A very long time ago I was a Toronto Symphony subscriber watching Andrew Davis conduct the TSO. We’re both much older now. Tonight’s concert at Roy Thomson Hall was the launch of a new season with a new leader stepping back into his former role.
Here’s how his bio begins on the TSO website:
“Sir Andrew Davis is the Conductor Laureate of the Toronto Symphony Orchestra where he was previously the Orchestra’s Music Director from 1975 to 1988.”
The orchestra might be 100% different than it was back then. I’d have to check if anyone in the current ensemble was around at the time, but some of the players (such as concertmaster Jonathan Crow, associate principal trombone Vanessa Fralick or principal double bass Jeffrey Beecher) look so young that they probably weren’t even born yet, as of the mid-70s, 43 years ago.
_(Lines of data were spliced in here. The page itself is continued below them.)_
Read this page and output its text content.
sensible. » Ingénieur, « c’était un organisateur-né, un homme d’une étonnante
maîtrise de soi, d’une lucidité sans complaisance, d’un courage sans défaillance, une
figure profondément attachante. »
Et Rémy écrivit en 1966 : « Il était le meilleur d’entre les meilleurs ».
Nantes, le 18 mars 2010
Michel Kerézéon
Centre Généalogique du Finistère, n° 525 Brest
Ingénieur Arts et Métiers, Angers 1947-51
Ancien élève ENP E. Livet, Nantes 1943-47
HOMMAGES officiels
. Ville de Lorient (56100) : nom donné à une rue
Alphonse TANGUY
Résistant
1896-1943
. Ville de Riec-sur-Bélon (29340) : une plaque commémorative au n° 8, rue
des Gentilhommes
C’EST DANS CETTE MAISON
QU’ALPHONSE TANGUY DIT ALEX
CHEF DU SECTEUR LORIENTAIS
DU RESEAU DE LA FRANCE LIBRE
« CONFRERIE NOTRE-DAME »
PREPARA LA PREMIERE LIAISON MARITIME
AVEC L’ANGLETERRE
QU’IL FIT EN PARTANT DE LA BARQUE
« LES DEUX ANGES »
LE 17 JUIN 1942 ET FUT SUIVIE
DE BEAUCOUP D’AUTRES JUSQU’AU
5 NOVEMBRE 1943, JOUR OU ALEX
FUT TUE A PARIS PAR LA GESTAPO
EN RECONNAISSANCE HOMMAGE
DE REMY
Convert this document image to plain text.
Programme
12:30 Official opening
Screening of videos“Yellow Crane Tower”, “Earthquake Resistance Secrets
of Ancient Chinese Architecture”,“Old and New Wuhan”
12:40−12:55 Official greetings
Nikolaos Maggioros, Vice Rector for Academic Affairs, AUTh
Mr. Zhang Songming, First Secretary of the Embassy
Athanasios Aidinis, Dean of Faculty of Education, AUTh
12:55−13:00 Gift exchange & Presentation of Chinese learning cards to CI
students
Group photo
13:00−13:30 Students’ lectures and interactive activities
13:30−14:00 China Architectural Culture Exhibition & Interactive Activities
In this the first week of the post-Peter Oundjian era, we will remember some of his achievements, whether it’s the gifted group that Oundjian assembled & mentored, or initiatives such as the New Creations Festival, that featured premieres such as Jacques Hétu’s Variations concertantes, commissioned a dozen years ago by the TSO and dedicated to Oundjian.
And yet they’ve moved on. There was no sadness but a tone of joyful celebration. This TSO already knows Davis and have even recorded Handel’s Messiah with their Conductor Laureate in his bold brassy edition . This week at least we heard much more of the same, between the Hétu & a pair of powerful works by Hector Berlioz, as the orchestra seemed to be having a great time.
We began with the Fantasy on Shakespeare’s The Tempest, a part of Berlioz’s sequel to Symphonie Fantastique. The sequence tonight is perhaps a big clue as to why Lelio is rarely programmed, and certainly never done as Berlioz imagined, after Symphonie Fantastique. While the Fantasy features lovely inventive timbres, especially the delightful combination of chorus & four-handed piano to open the piece, it wouldn’t work: because nothing can really follow that magnificent work on the same evening without seeming to be an anti-climax. I think it’s a big deal to hear this music (meaning the Fantasy) at all: but of course it was programmed to begin the concert rather than to follow the Symphonie Fantastique. Yes the ‘return to life’ might be an interesting concept after the nightmarish final two movements, but it’s nowhere near as theatrical or exciting in comparison.
The Hétu Variations concertantes are not out of place in this program, alongside what might be the single most original piece of orchestration in history. Yet Hétu’s recent piece stands up very well in comparison, possibly because Davis boldly exploited the score’s contrasts for dramatic effect. The work features sections where much of the orchestra would be like a pianist, accompanying with big extended chords that are almost jazzy, while solo instruments such as flute or piccolo or bassoon veer in and out of harmony. I was mindful of so many prototypes, from Bartok’s Concerto for Orchestra in the back and forth between big groups and small, but also Shostakovich or Mahler for the soulful melodies. This was much more than Canadian content, and served to honour both the composer & the dedicatee, namely Oundjian.
After the interval came the roller-coaster ride we’d been waiting for aka the piece I wrote about earlier this week. Davis brings a subtlety to the podium that is much needed. In any of the large build-ups that Berlioz wrote, where you see a minute or two of gradual crescendo & gradual acceleration—as we see a couple of times in the first and last movements—the experienced hand of Davis is vitally important. He began these passages with extreme softness & delicacy, a tantalizing resistance to the temptation to rush while gradually getting us where we needed to get to, by the time of the key climactic phrases. In other words the interpretation was quite wonderful and executed with conviction & evident joy by the ensemble.
The audience went wild of course, but that’s what one wants after a concert like this one. Davis and the TSO delivered.
If nothing else it’s going to be a fun couple of years.